La gamme d'outils de collecte de données utilisés par les applications Trump et Modi est l'héritage d'un paysage de médias sociaux et d'applications freemium qui est manipulateur, non transparent et délibérément addictif, avec une mentalité consistant à collecter des données d'abord et à poser des questions plus tard. Au cours des cinq à dix dernières années, le omniprésence de ces outils et leur utilisation dans les données ramasser a été bien documenté. Des réglementations sporadiques sur les données, État par État, ont été la seule réponse. En Europe, le GDPR a été un grand pas vers un consentement et une transparence significatifs, mais l'application officielle Trump 2020 ne relève pas de sa compétence. Une perspective mondiale est désormais essentielle pour comprendre les implications de la manipulation politique alimentée par les données et se préparer à la prochaine vague de désinformation. Les pays doivent travailler ensemble pour créer une réglementation efficace, et les citoyens doivent l'exiger d'eux.

Il a fallu environ cinq ans pour que les stratégies de Modi passent de l'Inde aux États-Unis, et dans les prochaines années, nous sommes sur la bonne voie pour voir l'arrivée de stratégies utilisées dans les campagnes de désinformation sur l'argent noir du Mexique et d'Amérique latine.

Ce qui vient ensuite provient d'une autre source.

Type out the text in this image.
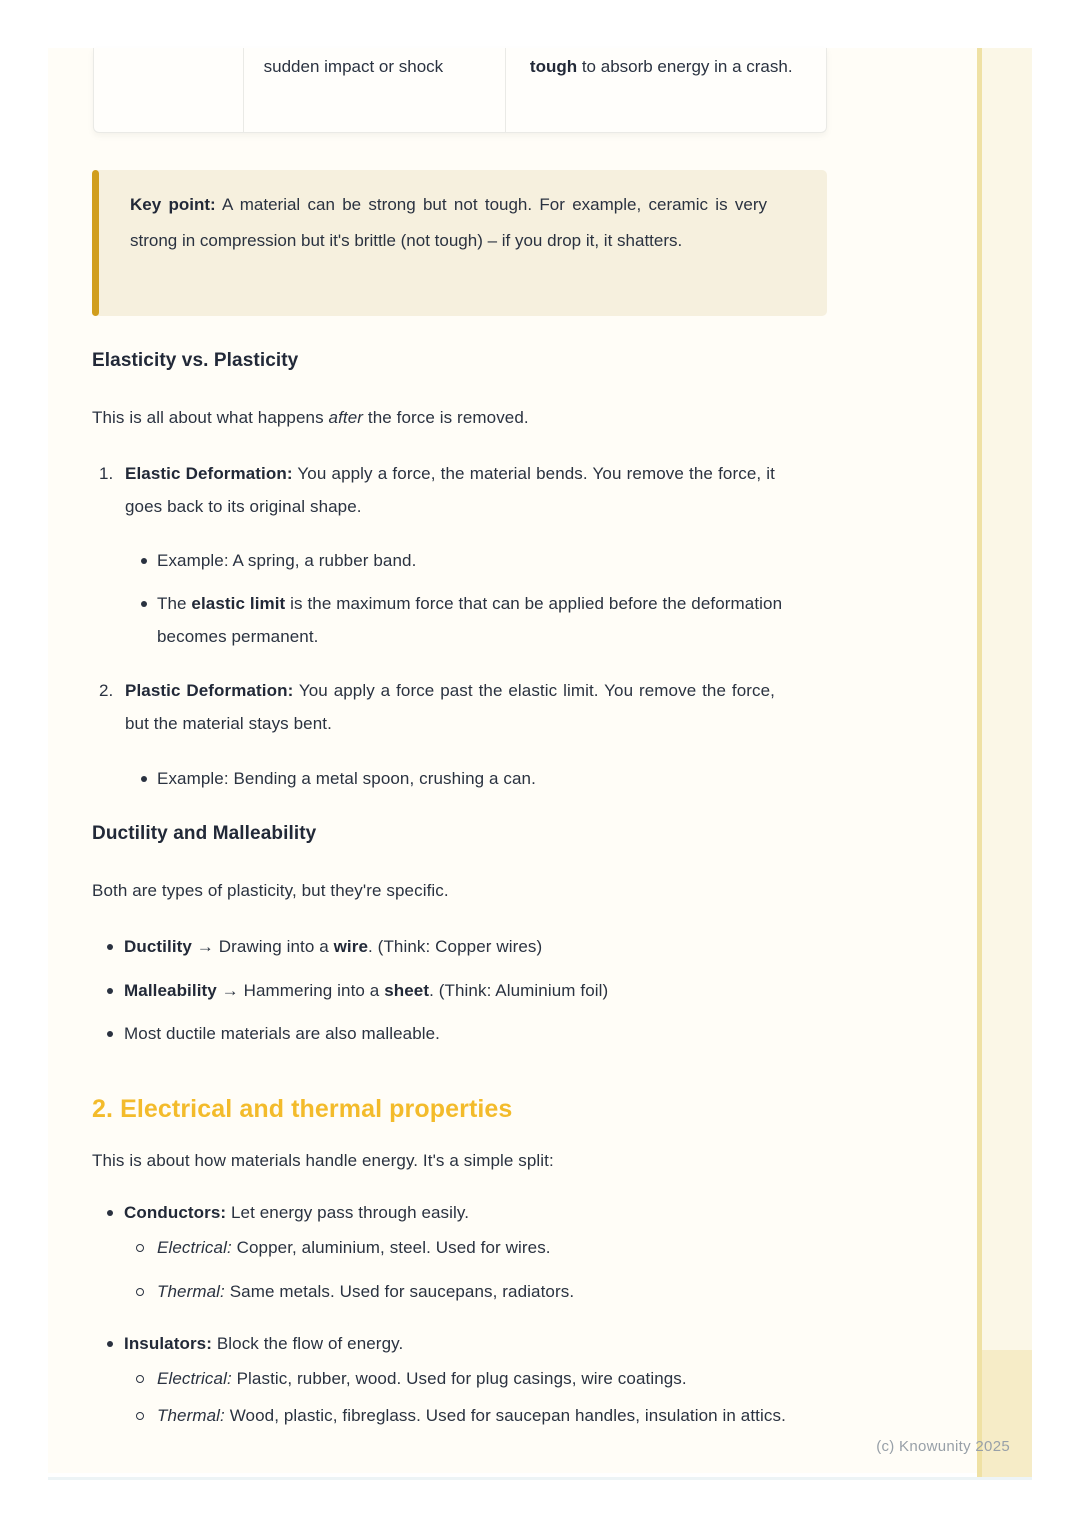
sudden impact or shock	tough to absorb energy in a crash.
Key point: A material can be strong but not tough. For example, ceramic is very strong in compression but it's brittle (not tough) – if you drop it, it shatters.
Elasticity vs. Plasticity
This is all about what happens after the force is removed.
1. Elastic Deformation: You apply a force, the material bends. You remove the force, it goes back to its original shape.
Example: A spring, a rubber band.
The elastic limit is the maximum force that can be applied before the deformation becomes permanent.
2. Plastic Deformation: You apply a force past the elastic limit. You remove the force, but the material stays bent.
Example: Bending a metal spoon, crushing a can.
Ductility and Malleability
Both are types of plasticity, but they're specific.
Ductility → Drawing into a wire. (Think: Copper wires)
Malleability → Hammering into a sheet. (Think: Aluminium foil)
Most ductile materials are also malleable.
2. Electrical and thermal properties
This is about how materials handle energy. It's a simple split:
Conductors: Let energy pass through easily.
Electrical: Copper, aluminium, steel. Used for wires.
Thermal: Same metals. Used for saucepans, radiators.
Insulators: Block the flow of energy.
Electrical: Plastic, rubber, wood. Used for plug casings, wire coatings.
Thermal: Wood, plastic, fibreglass. Used for saucepan handles, insulation in attics.
(c) Knowunity 2025
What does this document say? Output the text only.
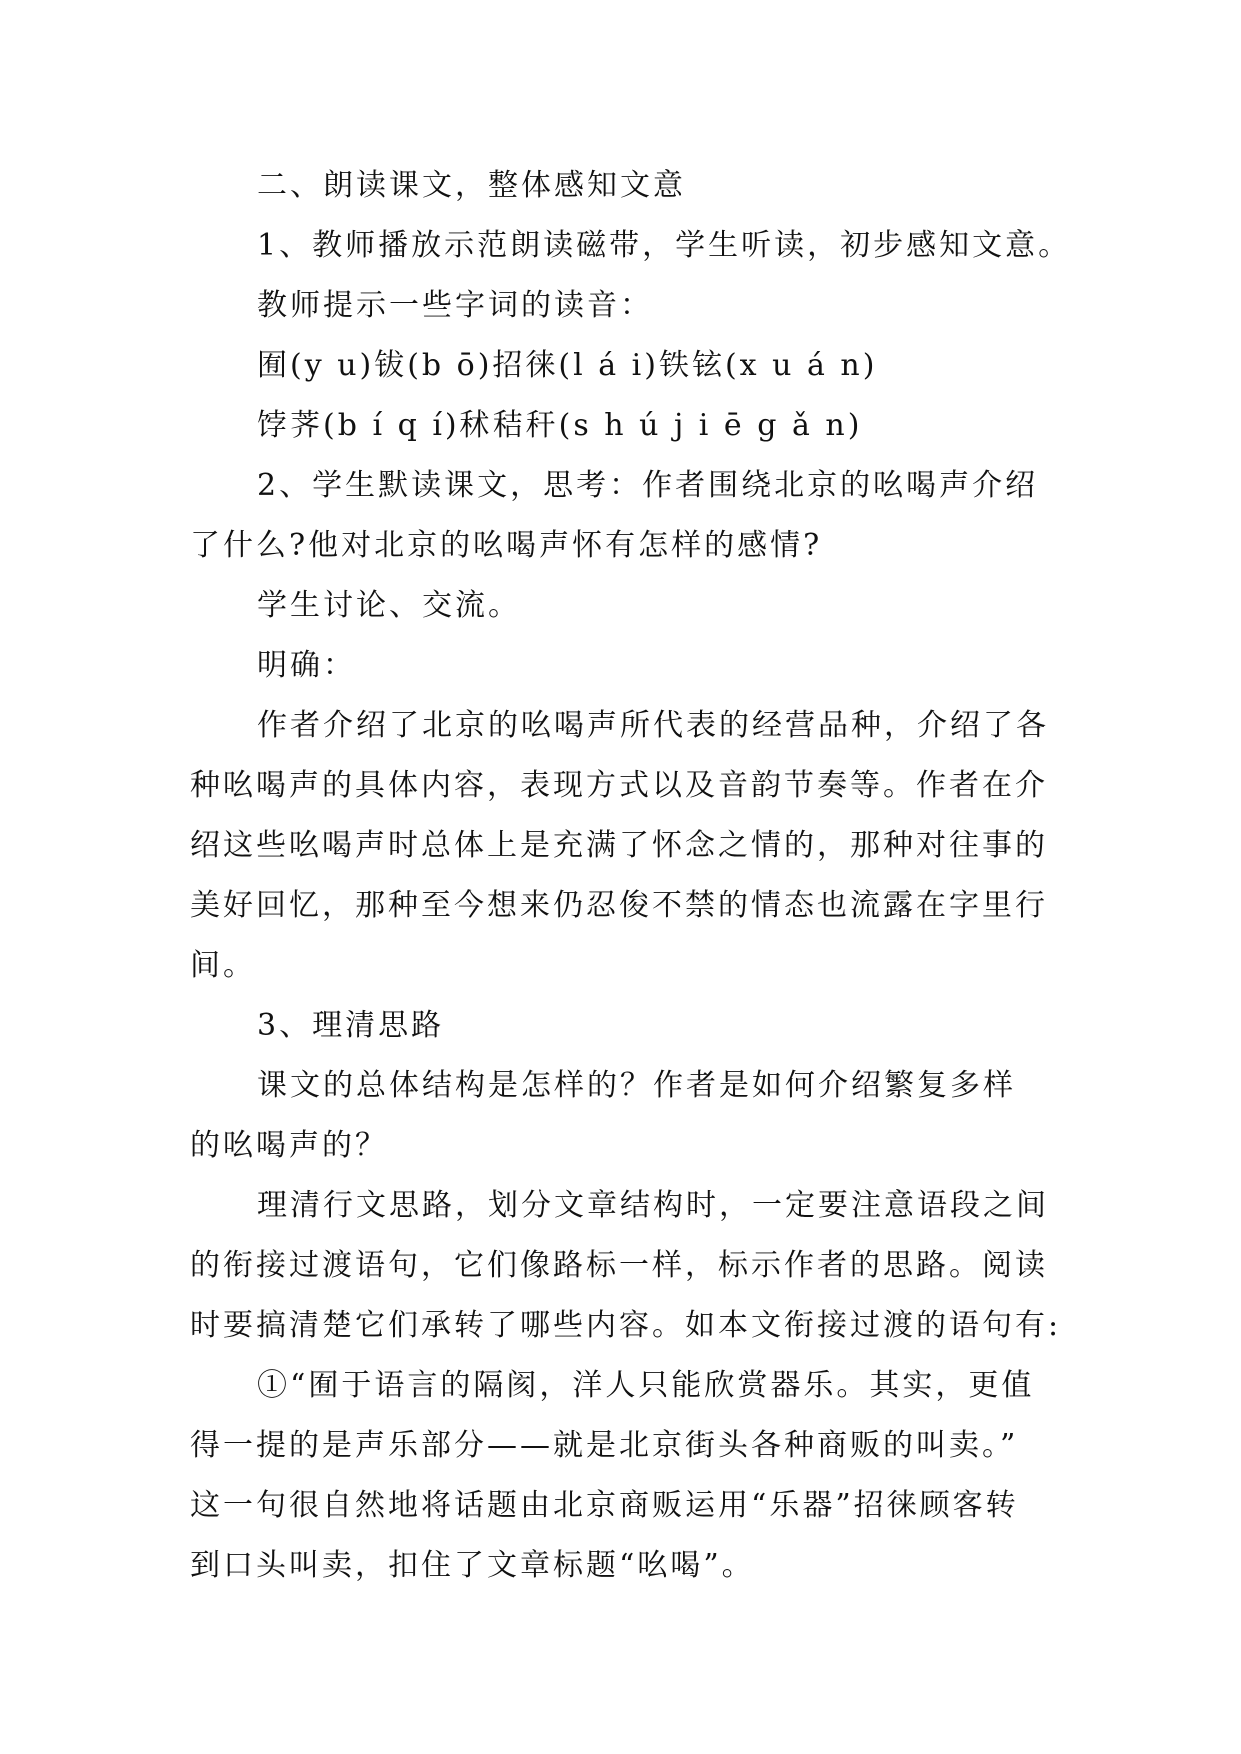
二、朗读课文，整体感知文意
1、教师播放示范朗读磁带，学生听读，初步感知文意。
教师提示一些字词的读音：
囿(y u)钹(b ō)招徕(l á i)铁铉(x u á n)
饽荠(b í q í)秫秸秆(s h ú j i ē g ǎ n)
2、学生默读课文，思考：作者围绕北京的吆喝声介绍
了什么?他对北京的吆喝声怀有怎样的感情?
学生讨论、交流。
明确：
作者介绍了北京的吆喝声所代表的经营品种，介绍了各
种吆喝声的具体内容，表现方式以及音韵节奏等。作者在介
绍这些吆喝声时总体上是充满了怀念之情的，那种对往事的
美好回忆，那种至今想来仍忍俊不禁的情态也流露在字里行
间。
3、理清思路
课文的总体结构是怎样的？作者是如何介绍繁复多样
的吆喝声的？
理清行文思路，划分文章结构时，一定要注意语段之间
的衔接过渡语句，它们像路标一样，标示作者的思路。阅读
时要搞清楚它们承转了哪些内容。如本文衔接过渡的语句有:
①“囿于语言的隔阂，洋人只能欣赏器乐。其实，更值
得一提的是声乐部分——就是北京街头各种商贩的叫卖。”
这一句很自然地将话题由北京商贩运用“乐器”招徕顾客转
到口头叫卖，扣住了文章标题“吆喝”。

Le journaliste mexicain que nous avions interviewé pour notre étude l'a dit ainsi : Je pense que ce qui s'en vient partout dans le monde va être très chaotique, du moins aux [États-Unis], je pense que vous êtes au bord d'une sorte de guerre civile dans un ou deux ans... Vous allez avoir beaucoup de travail à faire.

—Jacob Gursky et Samuel Woolley sont membres de l'équipe de recherche sur la propagande du Center for Media Engagement de l'Université du Texas à Austin.